Willie Deckard

Personal information
- Born: January 3, 1951
- Died: May 6, 2023 (aged 72)

Sport
- Sport: Running
- Event(s): 100 yards, 100 metres, 200 metres

Medal record
Representing the United States
Pan American Games
| Bronze medal – third place | 1971 Cali | 4×100 m relay |

= Willie Deckard =

American track and field athlete

Willie Deckard (January 3, 1951 – May 6, 2023) was a track and field athlete that competed as a sprinter at Dorsey High School, LA City College, and USC.

==High school==
June 1968, Deckard (Dorsey High School) won the 220-yard dash at the California State Track and Field Championship. Earlier in the season Deckard was the leading L.A. City high school sprinter 9.6 (100) and 21.2 (220), and won the Helms Athletic Foundation L.A. City Athlete of the Year.

==College==

May 1969, Deckard (LA City College) was second in the 100-yard dash in the Junior College division at the West Coast Relays

May 1971, Willie Deckard (of USC) assisted USC in defeating UCLA with his 9.2 (100-yard), 20.2 (220-yard), and 4x110 relay performance. The 9.2 and 20.2 were Meet Records. The 9.2 was tied for the top World mark in 1971, and the 20.2 was the top American mark in 1971.

May 1971, Deckard set a UW stadium record of 9.4 in the 100-yard dash at the Pacific-8 Track and Field Championship. Deckard won the 100-yard and 220-yard finals.

June 1971, at the NCAA Track and Field Championship, Deckard (USC) set a stadium record (20.5) in a 220-yard heat and was part of the winning 4x110 Relay. Relay team included Lance Babb.

July 1971, Deckard placed 2nd in the 200 meter in the USA vs USSR vs The World Track Meet. The meet was part of the USA–USSR Track and Field Dual Meet Series.

Deckard was the leading 1st round qualifier in the 200-meter dash at the 1971 Pan American Games in Cali, Colombia, however he did not finish the final. Later he ran on the bronze medal-winning 4x100 relay that was nipped in a photo finish for the silver by Cuba.

June 1, 1972, Deckard (USC) ran 10.0 (100-meter) and a 20.2 wind aided (200-meter) during the qualification rounds at the NCAA Track and Field Championship in Eugene. USC's 4 × 100 metres relay team (Williams, Brown, Garrison, and Deckard) won at the Championship.

==Post college==
July 1972, Deckard joined the California International Track Club.

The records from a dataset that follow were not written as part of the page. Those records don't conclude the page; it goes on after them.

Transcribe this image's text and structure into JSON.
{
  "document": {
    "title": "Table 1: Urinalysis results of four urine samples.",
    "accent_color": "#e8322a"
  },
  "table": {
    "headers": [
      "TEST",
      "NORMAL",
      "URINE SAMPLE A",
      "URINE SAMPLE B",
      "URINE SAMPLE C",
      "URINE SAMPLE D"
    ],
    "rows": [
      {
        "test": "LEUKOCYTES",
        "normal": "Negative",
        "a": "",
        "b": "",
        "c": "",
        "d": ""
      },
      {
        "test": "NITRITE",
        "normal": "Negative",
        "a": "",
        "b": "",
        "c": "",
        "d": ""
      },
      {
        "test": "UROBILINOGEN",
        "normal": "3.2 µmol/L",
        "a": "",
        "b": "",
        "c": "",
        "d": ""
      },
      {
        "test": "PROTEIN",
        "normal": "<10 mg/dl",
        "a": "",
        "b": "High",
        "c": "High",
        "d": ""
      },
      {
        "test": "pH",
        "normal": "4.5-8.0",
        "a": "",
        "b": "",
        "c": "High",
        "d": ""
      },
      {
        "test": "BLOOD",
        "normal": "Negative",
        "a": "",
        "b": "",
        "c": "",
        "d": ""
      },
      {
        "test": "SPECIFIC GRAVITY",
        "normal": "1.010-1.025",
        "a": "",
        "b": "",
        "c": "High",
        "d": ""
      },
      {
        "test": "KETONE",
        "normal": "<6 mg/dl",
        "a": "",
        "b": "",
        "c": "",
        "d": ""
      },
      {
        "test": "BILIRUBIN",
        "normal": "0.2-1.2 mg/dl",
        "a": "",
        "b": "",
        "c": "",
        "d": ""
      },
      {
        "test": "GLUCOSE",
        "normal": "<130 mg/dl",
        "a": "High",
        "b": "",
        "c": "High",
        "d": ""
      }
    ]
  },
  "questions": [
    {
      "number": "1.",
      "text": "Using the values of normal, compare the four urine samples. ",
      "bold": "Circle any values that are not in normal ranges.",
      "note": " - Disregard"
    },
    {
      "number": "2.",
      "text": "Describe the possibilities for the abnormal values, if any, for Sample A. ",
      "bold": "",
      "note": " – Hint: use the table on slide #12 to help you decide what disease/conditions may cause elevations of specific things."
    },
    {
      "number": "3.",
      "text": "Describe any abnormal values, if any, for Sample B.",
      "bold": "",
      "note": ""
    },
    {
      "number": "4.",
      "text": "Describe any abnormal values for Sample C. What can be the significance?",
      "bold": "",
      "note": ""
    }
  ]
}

July 1, 1972, Deckard ran a 9.9 wind aided 100-meter dash at the 1972 Olympic Trials. Deckard placed 5th in the 200-meter final.

Feb 1973, Deckard won the 60-yard dash at the Seattle Indoor T&F Meet in 6.0 (a new meet record).

May 1973, Deckard won the 220-yard dash in the Invitational Division at the Mt. SAC Relays.

May 1976, Deckard ran a 20.6 for the 200-meter dash at an All-Comers Meet at UC Irvine.

Coached track and field at several high schools.

==Honors==
April 2009, Deckard was inducted into the USC Dual Meet Hall of Fame.